I decided to show up anyway. I reasoned that the worst that could happen was that I’d have to brunch bib-less. If I got stuck mid-course, well, hell, I would be in the middle of San Francisco. Surely there’d be a cab I could call to carry me away to safety.
So I decided to be game. And show up, and just see what happened.
Shockingly, I found myself enjoying the first few miles—conveniently, the only flat miles in the course). I finally understood how racing with thousands of other people might be appealing: I really liked being out there, and feeling like I was part of something. Also, it’s so nice to be in a pack that’s running more or less your pace. I felt so much less turtle-like than I usually do.
The absolute best part, though, was when I saw a stranger fly by me…wearing sweat pink shoelaces.
At that point, I started thinking, hell, why don’t I just run this whole damn thing? This feels pretty good.
My hips gave out. Like, liquified. Only they were also on fire. At mile 9, I told my friend that I didn’t have four more miles in me, and we started looking for a cab. But those opportunistic cabbies who had been hanging out along the Embarcadero waiting for early drop-outs were nowhere to be found.
I’m so grateful to my friend for staying back with me while I hobbled through the next couple of miles.
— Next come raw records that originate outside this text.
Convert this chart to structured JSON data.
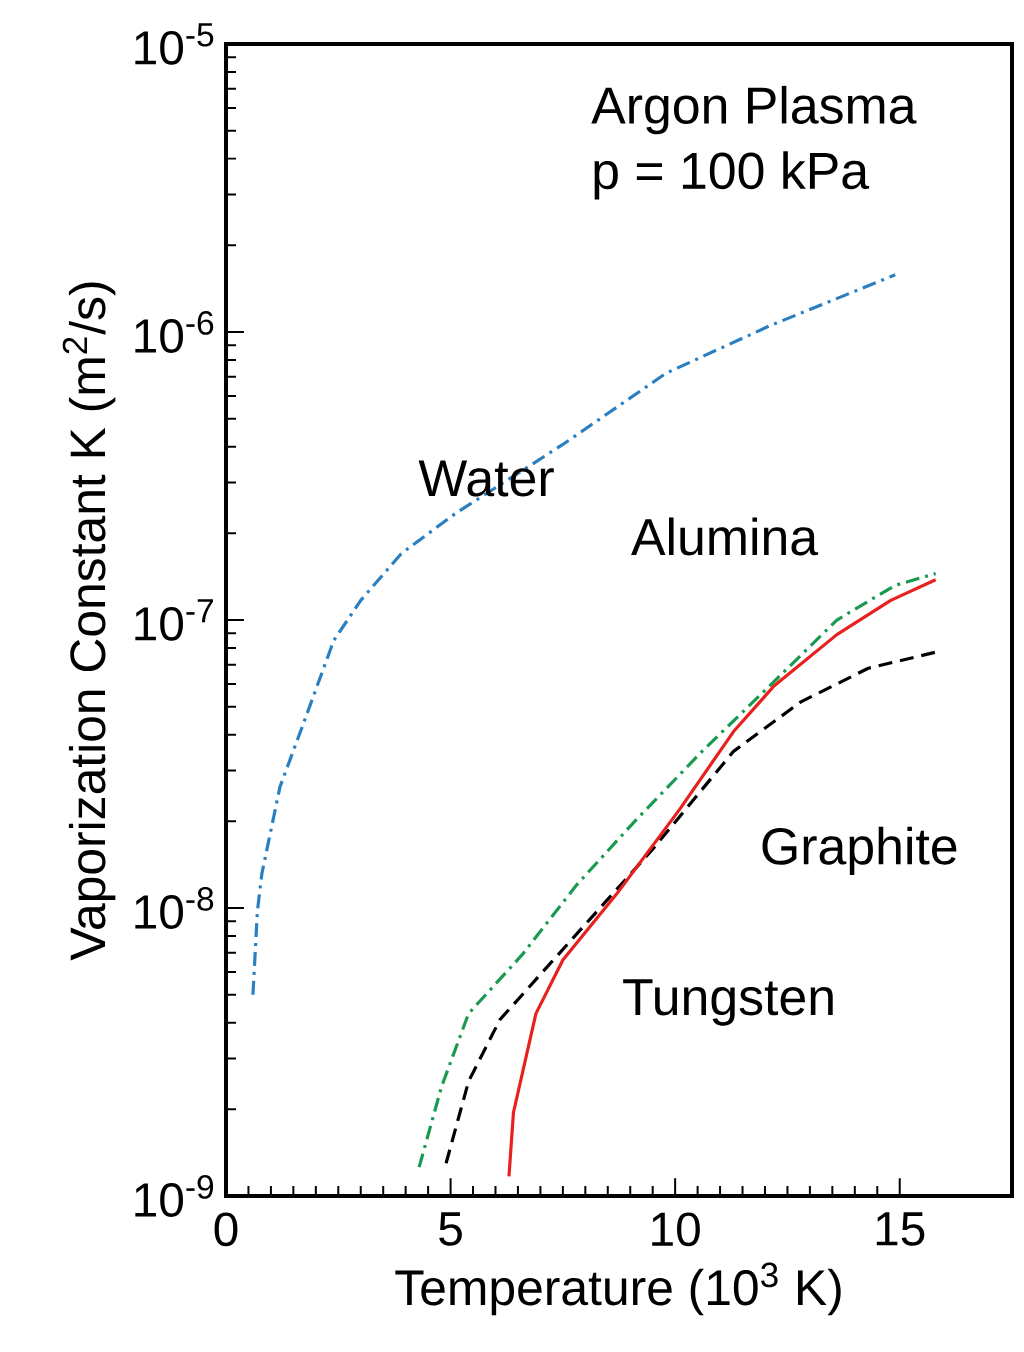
{
  "chart_data": {
    "type": "line",
    "xlabel": "Temperature (10$^{3}$ K)",
    "ylabel": "Vaporization Constant K (m$^{2}$/s)",
    "annotations": [
      "Argon Plasma",
      "p = 100 kPa"
    ],
    "log": "y",
    "xlim": [
      0,
      17.5
    ],
    "ylim": [
      1e-09,
      1e-05
    ],
    "xticks": [
      0,
      5,
      10,
      15
    ],
    "yticks": [
      {
        "value": 1e-09,
        "label": "10$^{-9}$"
      },
      {
        "value": 1e-08,
        "label": "10$^{-8}$"
      },
      {
        "value": 1e-07,
        "label": "10$^{-7}$"
      },
      {
        "value": 1e-06,
        "label": "10$^{-6}$"
      },
      {
        "value": 1e-05,
        "label": "10$^{-5}$"
      }
    ],
    "series": [
      {
        "name": "Water",
        "color": "#2a7fc1",
        "line_style": "dashdot",
        "x": [
          0.6,
          0.7,
          0.8,
          1.2,
          1.7,
          2.4,
          3.0,
          3.9,
          5.1,
          7.5,
          9.8,
          12.1,
          14.9
        ],
        "values": [
          5e-09,
          9.8e-09,
          1.32e-08,
          2.63e-08,
          4.27e-08,
          8.5e-08,
          1.17e-07,
          1.7e-07,
          2.34e-07,
          4.07e-07,
          7.2e-07,
          1.05e-06,
          1.58e-06
        ]
      },
      {
        "name": "Alumina",
        "color": "#1a9a50",
        "line_style": "dashdot",
        "x": [
          4.3,
          4.8,
          5.4,
          6.6,
          7.8,
          9.1,
          10.6,
          12.1,
          13.6,
          14.9,
          15.8
        ],
        "values": [
          1.26e-09,
          2.4e-09,
          4.3e-09,
          6.9e-09,
          1.2e-08,
          2e-08,
          3.5e-08,
          5.9e-08,
          1e-07,
          1.32e-07,
          1.45e-07
        ]
      },
      {
        "name": "Graphite",
        "color": "#000000",
        "line_style": "dashed",
        "x": [
          4.9,
          5.4,
          6.1,
          7.8,
          9.5,
          11.3,
          12.8,
          14.3,
          15.9
        ],
        "values": [
          1.3e-09,
          2.5e-09,
          4.1e-09,
          8.1e-09,
          1.6e-08,
          3.5e-08,
          5.2e-08,
          6.8e-08,
          7.8e-08
        ]
      },
      {
        "name": "Tungsten",
        "color": "#e8201e",
        "line_style": "solid",
        "x": [
          6.3,
          6.4,
          6.9,
          7.5,
          8.7,
          10.1,
          11.3,
          12.2,
          13.6,
          14.8,
          15.8
        ],
        "values": [
          1.17e-09,
          1.95e-09,
          4.3e-09,
          6.6e-09,
          1.12e-08,
          2.2e-08,
          4.1e-08,
          5.9e-08,
          8.9e-08,
          1.17e-07,
          1.38e-07
        ]
      }
    ]
  }
}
Without her, I would have sat by the side of the road until the second coming. Or a taxi. Whichever came first.
By the time we reached mile 11, I decided that enough was enough. I was going to finish the stupid race, one gimpy step at a time. We pushed each other and talked smack and told stories for the next two miles, until finally, gloriously, we forced ourselves to limp-jog across the finish line.
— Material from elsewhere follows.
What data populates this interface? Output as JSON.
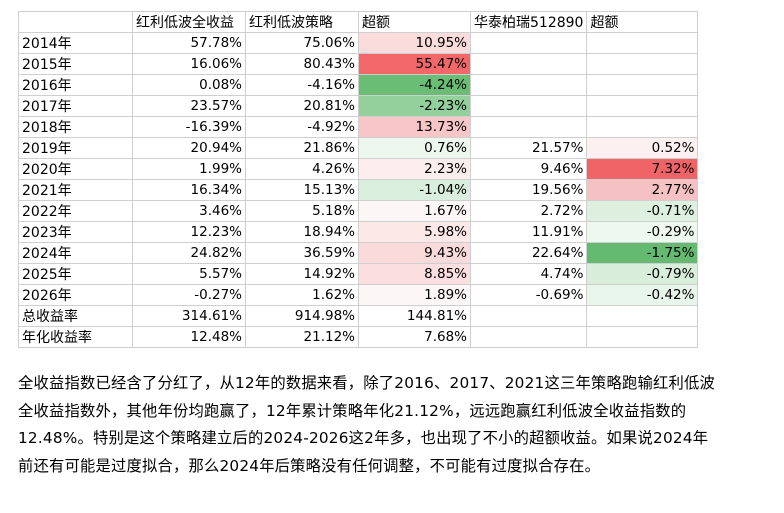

Our running buddies (who are actual runners, and finished far, far earlier than we did), both mentioned that the hills were far worse than they had expected. (They’re both from out of town). Those comments gave me a small surge of pride: I may have straggled in long after they did, but it wasn’t the hills that did me in. Sure, I may have shouted obscenities at the rolling terrain in miles 12-13, but even then I remember feeling relieved that, as far as SF hills go, they weren’t all that bad. It’s not like we climbed twin peaks or had to power our way up Divisadero from the marina.